L’economia dell’UE dipende dall’importazione del 52% dei minerali metalliferi. Ben 34 materie prime utilizzate dalla UE sono considerate critiche e, per difficoltà di approvvigionamento, diverse dipendono per la gran parte da un solo paese fornitore; la Cina, ad esempio, fornisce il 100% delle terre rare. Il consumo di suolo continua a crescere. Più del 60% dei suoli dell’Unione è, inoltre, soggetto a processi di deterioramento. Nota positiva: le rinnovabili sono in forte crescita. Nel 2024 il 47,4% dell’energia elettrica nella Ue è stata generata da fonti rinnovabili e nel giugno del 2025 ha superato il 50%.

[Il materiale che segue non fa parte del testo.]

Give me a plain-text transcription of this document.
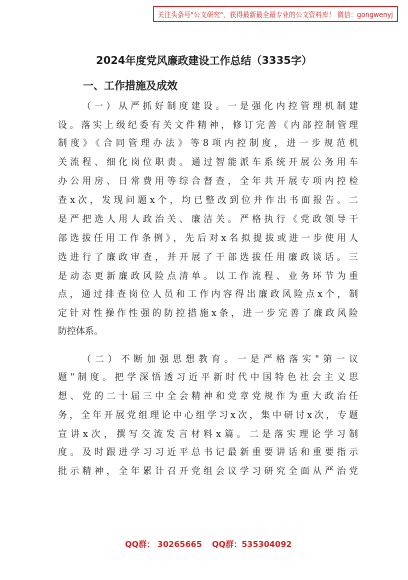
关注头条号"公文研究"，获得最新最全最专业的公文资料库！ 微信：gongwenyj
2024年度党风廉政建设工作总结（3335字）
一、工作措施及成效
（一）从严抓好制度建设。一是强化内控管理机制建
设。落实上级纪委有关文件精神，修订完善《内部控制管理
制度》《合同管理办法》等8项内控制度，进一步规范机
关流程、细化岗位职责。通过智能派车系统开展公务用车
办公用房、日常费用等综合督查，全年共开展专项内控检
查x次，发现问题x个，均已整改到位并作出书面报告。二
是严把选人用人政治关、廉洁关。严格执行《党政领导干
部选拔任用工作条例》，先后对x名拟提拔或进一步使用人
选进行了廉政审查，并开展了干部选拔任用廉政谈话。三
是动态更新廉政风险点清单。以工作流程、业务环节为重
点，通过排查岗位人员和工作内容得出廉政风险点x个，制
定针对性操作性强的防控措施x条，进一步完善了廉政风险
防控体系。
（二）不断加强思想教育。一是严格落实"第一议
题"制度。把学深悟透习近平新时代中国特色社会主义思
想、党的二十届三中全会精神和党章党规作为重大政治任
务，全年开展党组理论中心组学习x次，集中研讨x次，专题
宣讲x次，撰写交流发言材料x篇。二是落实理论学习制
度。及时跟进学习习近平总书记最新重要讲话和重要指示
批示精神，全年累计召开党组会议学习研究全面从严治党
QQ群： 30265665 QQ群：535304092
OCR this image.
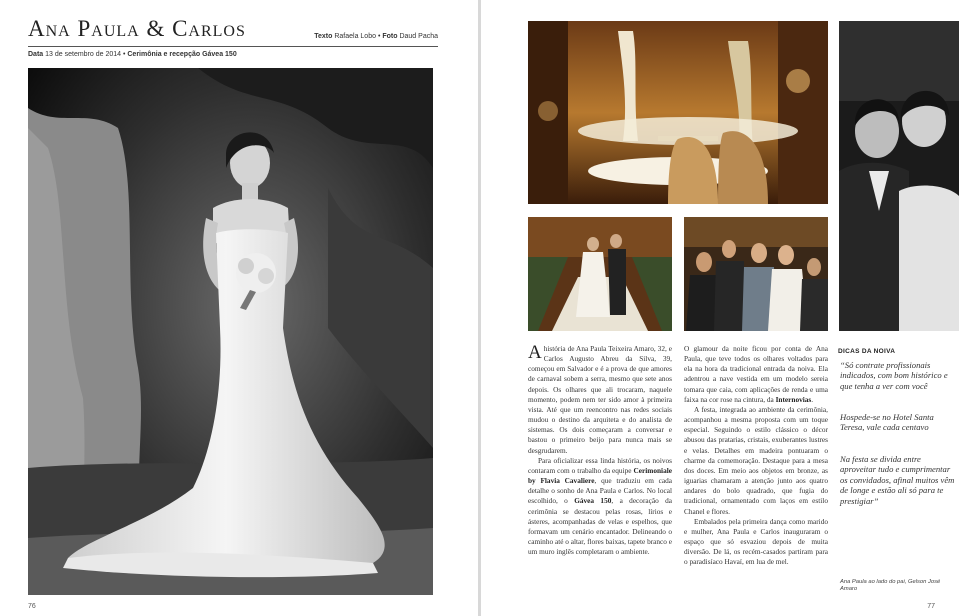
Ana Paula & Carlos	Texto Rafaela Lobo • Foto Daud Pacha
Data 13 de setembro de 2014 • Cerimônia e recepção Gávea 150
76	77

A história de Ana Paula Teixeira Amaro, 32, e Carlos Augusto Abreu da Silva, 39, começou em Salvador e é a prova de que amores de carnaval sobem a serra, mesmo que sete anos depois. Os olhares que ali trocaram, naquele momento, podem nem ter sido amor à primeira vista. Até que um reencontro nas redes sociais mudou o destino da arquiteta e do analista de sistemas. Os dois começaram a conversar e bastou o primeiro beijo para nunca mais se desgrudarem.

Para oficializar essa linda história, os noivos contaram com o trabalho da equipe Cerimoniale by Flavia Cavaliere, que traduziu em cada detalhe o sonho de Ana Paula e Carlos. No local escolhido, o Gávea 150, a decoração da cerimônia se destacou pelas rosas, lírios e ásteres, acompanhadas de velas e espelhos, que formavam um cenário encantador. Delineando o caminho até o altar, flores baixas, tapete branco e um muro inglês completaram o ambiente.

O glamour da noite ficou por conta de Ana Paula, que teve todos os olhares voltados para ela na hora da tradicional entrada da noiva. Ela adentrou a nave vestida em um modelo sereia tomara que caia, com aplicações de renda e uma faixa na cor rose na cintura, da Internovias.

A festa, integrada ao ambiente da cerimônia, acompanhou a mesma proposta com um toque especial. Seguindo o estilo clássico o décor abusou das pratarias, cristais, exuberantes lustres e velas. Detalhes em madeira pontuaram o charme da comemoração. Destaque para a mesa dos doces. Em meio aos objetos em bronze, as iguarias chamaram a atenção junto aos quatro andares do bolo quadrado, que fugia do tradicional, ornamentado com laços em estilo Chanel e flores.

Embalados pela primeira dança como marido e mulher, Ana Paula e Carlos inauguraram o espaço que só esvaziou depois de muita diversão. De lá, os recém-casados partiram para o paradisíaco Havaí, em lua de mel.

DICAS DA NOIVA
“Só contrate profissionais indicados, com bom histórico e que tenha a ver com você
Hospede-se no Hotel Santa Teresa, vale cada centavo
Na festa se divida entre aproveitar tudo e cumprimentar os convidados, afinal muitos vêm de longe e estão ali só para te prestigiar”
Ana Paula ao lado do pai, Gelson José Amaro
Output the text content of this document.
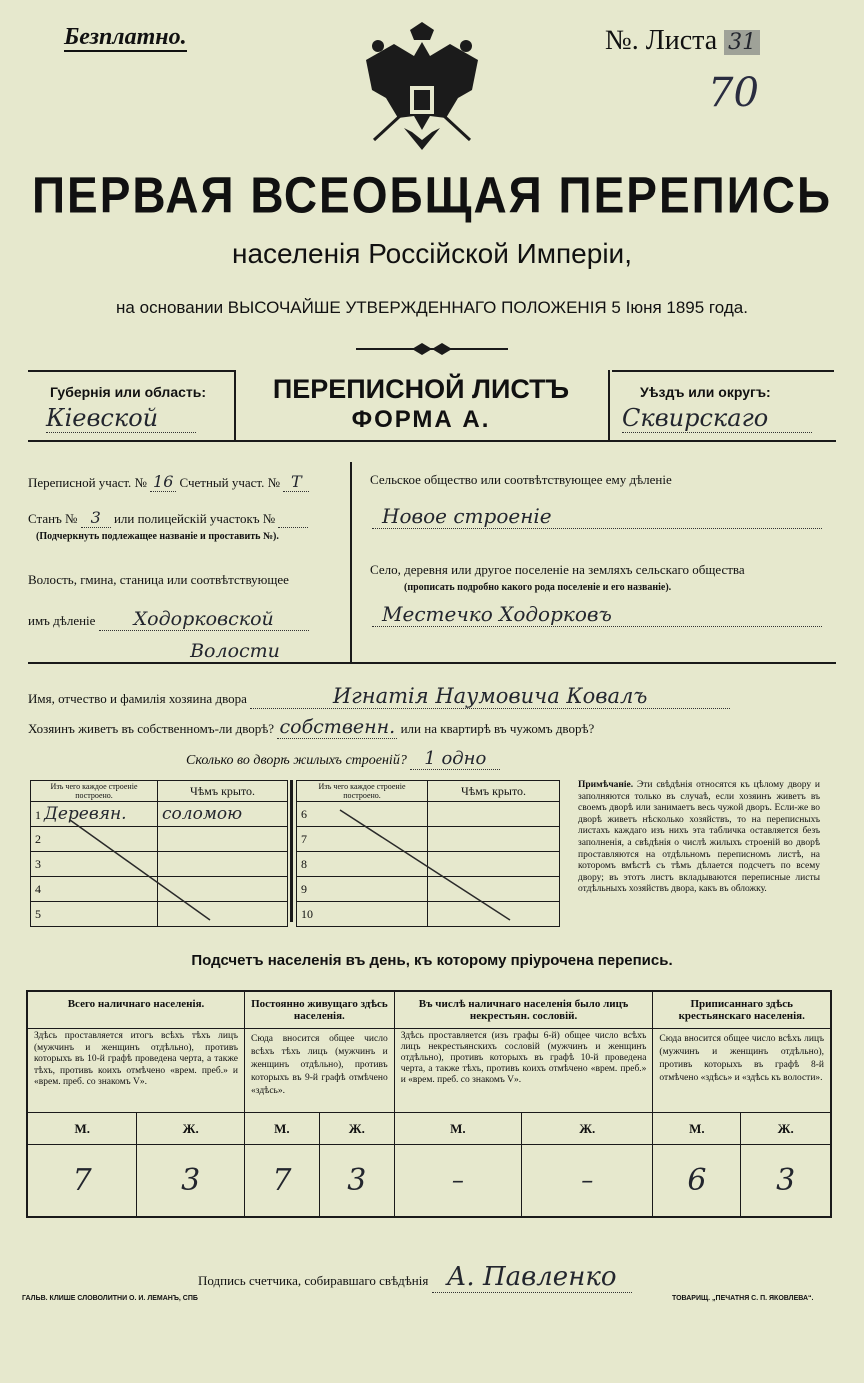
Безплатно.	№. Листа 31
70
ПЕРВАЯ ВСЕОБЩАЯ ПЕРЕПИСЬ
населенія Россійской Имперіи,
на основании ВЫСОЧАЙШЕ УТВЕРЖДЕННАГО ПОЛОЖЕНІЯ 5 Іюня 1895 года.
Губернія или область:
Кіевской
ПЕРЕПИСНОЙ ЛИСТЪ
ФОРМА А.
Уѣздъ или округъ:
Сквирскаго
Переписной участ. № 16 Счетный участ. № Т
Станъ № 3 или полицейскій участокъ №
(Подчеркнуть подлежащее названіе и проставить №).
Волость, гмина, станица или соотвѣтствующее
имъ дѣленіе Ходорковской
Волости
Сельское общество или соотвѣтствующее ему дѣленіе
Новое строеніе
Село, деревня или другое поселеніе на земляхъ сельскаго общества
(прописать подробно какого рода поселеніе и его названіе).
Местечко Ходорковъ
Имя, отчество и фамилія хозяина двора	Игнатія Наумовича Ковалъ
Хозяинъ живетъ въ собственномъ-ли дворѣ? собственн. или на квартирѣ въ чужомъ дворѣ?
Сколько во дворѣ жилыхъ строеній? 1 одно
Изъ чего каждое строеніе построено.	Чѣмъ крыто.
1 Деревян.	соломою
2	
3	
4	
5	
Изъ чего каждое строеніе построено.	Чѣмъ крыто.
6	
7	
8	
9	
10	
Примѣчаніе. Эти свѣдѣнія относятся къ цѣлому двору и заполняются только въ случаѣ, если хозяинъ живетъ въ своемъ дворѣ или занимаетъ весь чужой дворъ. Если-же во дворѣ живетъ нѣсколько хозяйствъ, то на переписныхъ листахъ каждаго изъ нихъ эта табличка оставляется безъ заполненія, а свѣдѣнія о числѣ жилыхъ строеній во дворѣ проставляются на отдѣльномъ переписномъ листѣ, на которомъ вмѣстѣ съ тѣмъ дѣлается подсчетъ по всему двору; въ этотъ листъ вкладываются переписные листы отдѣльныхъ хозяйствъ двора, какъ въ обложку.
Подсчетъ населенія въ день, къ которому пріурочена перепись.
Всего наличнаго населенія.		Постоянно живущаго здѣсь населенія.		Въ числѣ наличнаго населенія было лицъ некрестьян. сословій.		Приписаннаго здѣсь крестьянскаго населенія.	
Здѣсь проставляется итогъ всѣхъ тѣхъ лицъ (мужчинъ и женщинъ отдѣльно), противъ которыхъ въ 10-й графѣ проведена черта, а также тѣхъ, противъ коихъ отмѣчено «врем. преб.» и «врем. преб. со знакомъ V».		Сюда вносится общее число всѣхъ тѣхъ лицъ (мужчинъ и женщинъ отдѣльно), противъ которыхъ въ 9-й графѣ отмѣчено «здѣсь».		Здѣсь проставляется (изъ графы 6-й) общее число всѣхъ лицъ некрестьянскихъ сословій (мужчинъ и женщинъ отдѣльно), противъ которыхъ въ графѣ 10-й проведена черта, а также тѣхъ, противъ коихъ отмѣчено «врем. преб.» и «врем. преб. со знакомъ V».		Сюда вносится общее число всѣхъ лицъ (мужчинъ и женщинъ отдѣльно), противъ которыхъ въ графѣ 8-й отмѣчено «здѣсь» и «здѣсь къ волости».	
М.	Ж.	М.	Ж.	М.	Ж.	М.	Ж.
7	3	7	3	–	–	6	3
Подпись счетчика, собиравшаго свѣдѣнія А. Павленко
ГАЛЬВ. КЛИШЕ СЛОВОЛИТНИ О. И. ЛЕМАНЪ, СПБ	ТОВАРИЩ. „ПЕЧАТНЯ С. П. ЯКОВЛЕВА“.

Guidare il futuro in tempi di crisi

Non a caso l’appuntamento a Ecomondo s’intitolava “Green economy: guidare il futuro in tempi di crisi”. Sconsigliato fare retromarcia, nonostante le spinte. L’Europa non somiglia agli Usa: non esporta gas e petrolio ma li importa a costi elevati. “Una transizione ecologica efficace renderebbe l’Unione Europea economicamente e politicamente più forte. Una retromarcia metterebbe invece in crisi non solo le politiche climatiche e ambientali, ma il modello sociale e di sviluppo europeo”, ha affermato Edo Ronchi. Serve incrementare in modo consistente gli investimenti per le misure climatiche. Va però in senso inverso la proposta di Quadro finanziario pluriennale 2028-2034 presentata dalla presidente della Commissione Ursula von der Leyen.